Turns out that the Kazon are kind of like Klingons, except with orange skin and stuff stuck in their hair.

Right away Janeway gets a lesson in why the captain shouldn't come down on away missions, as the Kazon just come over, grab their weapons and take Neelix away. Maybe it would've been better for the tactical officer to keep a tactical distance!

This is Jabin, the leader of this group, and it turns out he's a bit angry with Neelix after he borrowed some of his water. But Neelix tells them that his friends' ship has technology that makes water out of thin air!
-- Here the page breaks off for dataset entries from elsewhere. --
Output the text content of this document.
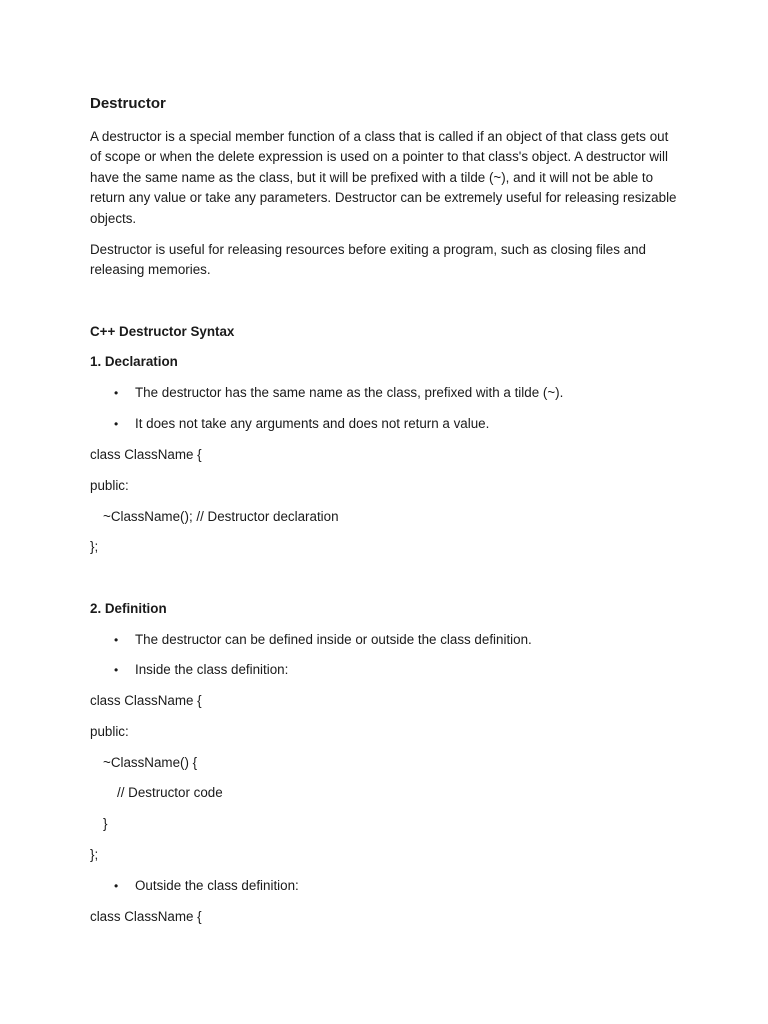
Destructor
A destructor is a special member function of a class that is called if an object of that class gets out of scope or when the delete expression is used on a pointer to that class's object. A destructor will have the same name as the class, but it will be prefixed with a tilde (~), and it will not be able to return any value or take any parameters. Destructor can be extremely useful for releasing resizable objects.
Destructor is useful for releasing resources before exiting a program, such as closing files and releasing memories.
C++ Destructor Syntax
1. Declaration
• The destructor has the same name as the class, prefixed with a tilde (~).
• It does not take any arguments and does not return a value.
class ClassName {
public:
~ClassName(); // Destructor declaration
};
2. Definition
• The destructor can be defined inside or outside the class definition.
• Inside the class definition:
class ClassName {
public:
~ClassName() {
// Destructor code
}
};
• Outside the class definition:
class ClassName {
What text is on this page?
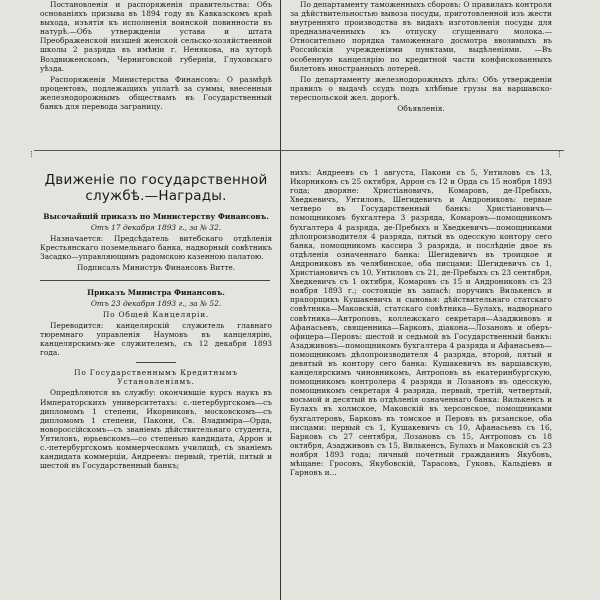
Постановленія и распоряженія правительства: Объ основаніяхъ призыва въ 1894 году въ Кавказскомъ краѣ выхода, изъятія къ исполненія воинской повинности въ натурѣ.—Объ утвержденіи устава и штата Преображенской низшей женской сельско-хозяйственной школы 2 разряда въ имѣніи г. Ненякова, на хуторѣ Воздвиженскомъ, Черниговской губерніи, Глуховскаго уѣзда.

Распоряженія Министерства Финансовъ: О размѣрѣ процентовъ, подлежащихъ уплатѣ за суммы, внесенныя железнодорожнымъ обществамъ въ Государственный банкъ для перевода заграницу.

По департаменту таможенныхъ сборовъ: О правилахъ контроля за дѣйствительностью вывоза посуды, приготовленной изъ жести внутренняго производства въ видахъ изготовленія посуды для предназначенныхъ къ отпуску сгущеннаго молока.—Относительно порядка таможеннаго досмотра ввозимыхъ въ Российскія учрежденіями пунктами, выдѣленіями. —Въ особенную канцелярію по кредитной части конфискованныхъ билетовъ иностранныхъ лотерей.

По департаменту железнодорожныхъ дѣлъ: Объ утвержденіи правилъ о выдачѣ ссудъ подъ хлѣбные грузы на варшавско-тереспольской жел. дорогѣ.

Объявленія.

⁝	⁝
Движеніе по государственной службѣ.—Награды.

Высочайшій приказъ по Министерству Финансовъ.

Отъ 17 декабря 1893 г., за № 32.

Назначается: Предсѣдатель витебскаго отдѣленія Крестьянскаго поземельнаго банка, надворный совѣтникъ Засадко—управляющимъ радомскою казенною палатою.

Подписалъ Министръ Финансовъ Витте.

Приказъ Министра Финансовъ.

Отъ 23 декабря 1893 г., за № 52.

По Общей Канцеляріи.

Переводится: канцелярскій служитель главнаго тюремнаго управленія Наумовъ въ канцелярію, канцелярскимъ-же служителемъ, съ 12 декабря 1893 года.

По Государственнымъ Кредитнымъ Установленіямъ.

Опредѣляются въ службу: окончившіе курсъ наукъ въ Императорскихъ университетахъ: с.-петербургскомъ—съ дипломомъ 1 степени, Икорниковъ, московскомъ—съ дипломомъ 1 степени, Пакони, Св. Владиміра—Орда, новороссійскомъ—съ званіемъ дѣйствительнаго студента, Унтиловъ, юрьевскомъ—со степенью кандидата, Аррон и с.-петербургскомъ коммерческомъ училищѣ, съ званіемъ кандидата коммерціи, Андреевъ: первый, третій, пятый и шестой въ Государственный банкъ;

нихъ: Андреевъ съ 1 августа, Пакони съ 5, Унтиловъ съ 13, Икорниковъ съ 25 октября, Аррон съ 12 и Орда съ 15 ноября 1893 года; дворяне: Христіановичъ, Комаровъ, де-Пребыхъ, Хведкевичъ, Унтиловъ, Шегидевичъ и Андрониковъ: первые четверо въ Государственный банкъ: Христіановичъ—помощникомъ бухгалтера 3 разряда, Комаровъ—помощникомъ бухгалтера 4 разряда, де-Пребыхъ и Хведкевичъ—помощниками дѣлопроизводителя 4 разряда, пятый въ одесскую контору сего банка, помощникомъ кассира 3 разряда, и послѣдніе двое въ отдѣленія означеннаго банка: Шегидевичъ въ троицкое и Андрониковъ въ челябинское, оба писцами: Шегидевичъ съ 1, Христіановичъ съ 10, Унтиловъ съ 21, де-Пребыхъ съ 23 сентября, Хведкевичъ съ 1 октября, Комаровъ съ 15 и Андрониковъ съ 23 ноября 1893 г.; состоящіе въ запасѣ: поручикъ Вилькенсъ и прапорщикъ Кушакевичъ и сыновья: дѣйствительнаго статскаго совѣтника—Маковскій, статскаго совѣтника—Булахъ, надворнаго совѣтника—Антроповъ, коллежскаго секретаря—Азадживовъ и Афанасьевъ, священника—Барковъ, діакона—Лозановъ и оберъ-офицера—Перовъ: шестой и седьмой въ Государственный банкъ: Азадживовъ—помощникомъ бухгалтера 4 разряда и Афанасьевъ—помощникомъ дѣлопроизводителя 4 разряда, второй, пятый и девятый въ контору сего банка: Кушакевичъ въ варшавскую, канцелярскимъ чиновникомъ, Антроповъ въ екатеринбургскую, помощникомъ контролера 4 разряда и Лозановъ въ одесскую, помощникомъ секретаря 4 разряда, первый, третій, четвертый, восьмой и десятый въ отдѣленія означеннаго банка: Вилькенсъ и Булахъ въ холмское, Маковскій въ херсонское, помощниками бухгалтеровъ, Барковъ въ томское и Перовъ въ рязанское, оба писцами: первый съ 1, Кушакевичъ съ 10, Афанасьевъ съ 16, Барковъ съ 27 сентября, Лозановъ съ 15, Антроповъ съ 18 октября, Азадживовъ съ 15, Вилькенсъ, Булахъ и Маковскій съ 23 ноября 1893 года; личный почетный гражданинъ Якубовъ, мѣщане: Гросовъ, Якубовскій, Тарасовъ, Гуковъ, Кальдіевъ и Гарновъ и...
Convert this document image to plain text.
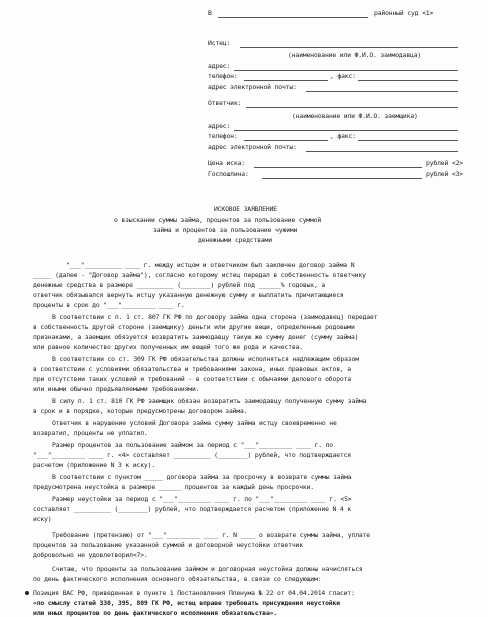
В	районный суд <1>
Истец:
(наименование или Ф.И.О. заимодавца)
адрес:
телефон:	, факс:
адрес электронной почты:
Ответчик:
(наименование или Ф.И.О. заемщика)
адрес:
телефон:	, факс:
адрес электронной почты:
Цена иска:	рублей <2>
Госпошлина:	рублей <3>
ИСКОВОЕ ЗАЯВЛЕНИЕ
о взыскании суммы займа, процентов за пользование суммой
займа и процентов за пользование чужими
денежными средствами
"___"__________ ____ г. между истцом и ответчиком был заключен договор займа N
_____ (далее - "Договор займа"), согласно которому истец передал в собственность ответчику
денежные средства в размере __________ (________) рублей под ______% годовых, а
ответчик обязывался вернуть истцу указанную денежную сумму и выплатить причитающиеся
проценты в срок до "___"_________ ____ г.
В соответствии с п. 1 ст. 807 ГК РФ по договору займа одна сторона (заимодавец) передает
в собственность другой стороне (заемщику) деньги или другие вещи, определенные родовыми
признаками, а заемщик обязуется возвратить заимодавцу такую же сумму денег (сумму займа)
или равное количество других полученных им вещей того же рода и качества.
В соответствии со ст. 309 ГК РФ обязательства должны исполняться надлежащим образом
в соответствии с условиями обязательства и требованиями закона, иных правовых актов, а
при отсутствии таких условий и требований - в соответствии с обычаями делового оборота
или иными обычно предъявляемыми требованиями.
В силу п. 1 ст. 810 ГК РФ заемщик обязан возвратить заимодавцу полученную сумму займа
в срок и в порядке, которые предусмотрены договором займа.
Ответчик в нарушение условий Договора займа сумму займа истцу своевременно не
возвратил, проценты не уплатил.
Размер процентов за пользование займом за период с "___"_________ ____ г. по
"___"_________ ____ г. <4> составляет __________ (________) рублей, что подтверждается
расчетом (приложение N 3 к иску).
В соответствии с пунктом _____ договора займа за просрочку в возврате суммы займа
предусмотрена неустойка в размере ______ процентов за каждый день просрочки.
Размер неустойки за период с "___"_________ ____ г. по "___"_________ ____ г. <5>
составляет __________ (________) рублей, что подтверждается расчетом (приложение N 4 к
иску)
Требование (претензию) от "___"_________ ____ г. N ____ о возврате суммы займа, уплате
процентов за пользование указанной суммой и договорной неустойки ответчик
добровольно не удовлетворил<7>.
Считаю, что проценты за пользование займом и договорная неустойка должны начисляться
по день фактического исполнения основного обязательства, в связи со следующим:
Позиция ВАС РФ, приведенная в пункте 1 Постановления Пленума № 22 от 04.04.2014 гласит:
«по смыслу статей 330, 395, 809 ГК РФ, истец вправе требовать присуждения неустойки
или иных процентов по день фактического исполнения обязательства».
Which was a really bloody stupid thing for him to say.

Janeway orders Voyager to beam down some containers of water and starts to negotiate.

As they talk about the Ocampa, one of them comes out from behind a wall, and it looks like she hasn't been treated great.

We learn that Ocampa only live nine years, with is roughly 130 years fewer than a human at this point I think, and Janeway learns about that Ocampa city two miles underground. It's protected by a barrier that stops the Kazon from stealing their water, though this one got out somehow.

Neelix attempts to make a deal for the Ocampa girl's release, but Jabin wants Janeway's replicator technology and there's no way she's ever giving that up, so he tries a different approach...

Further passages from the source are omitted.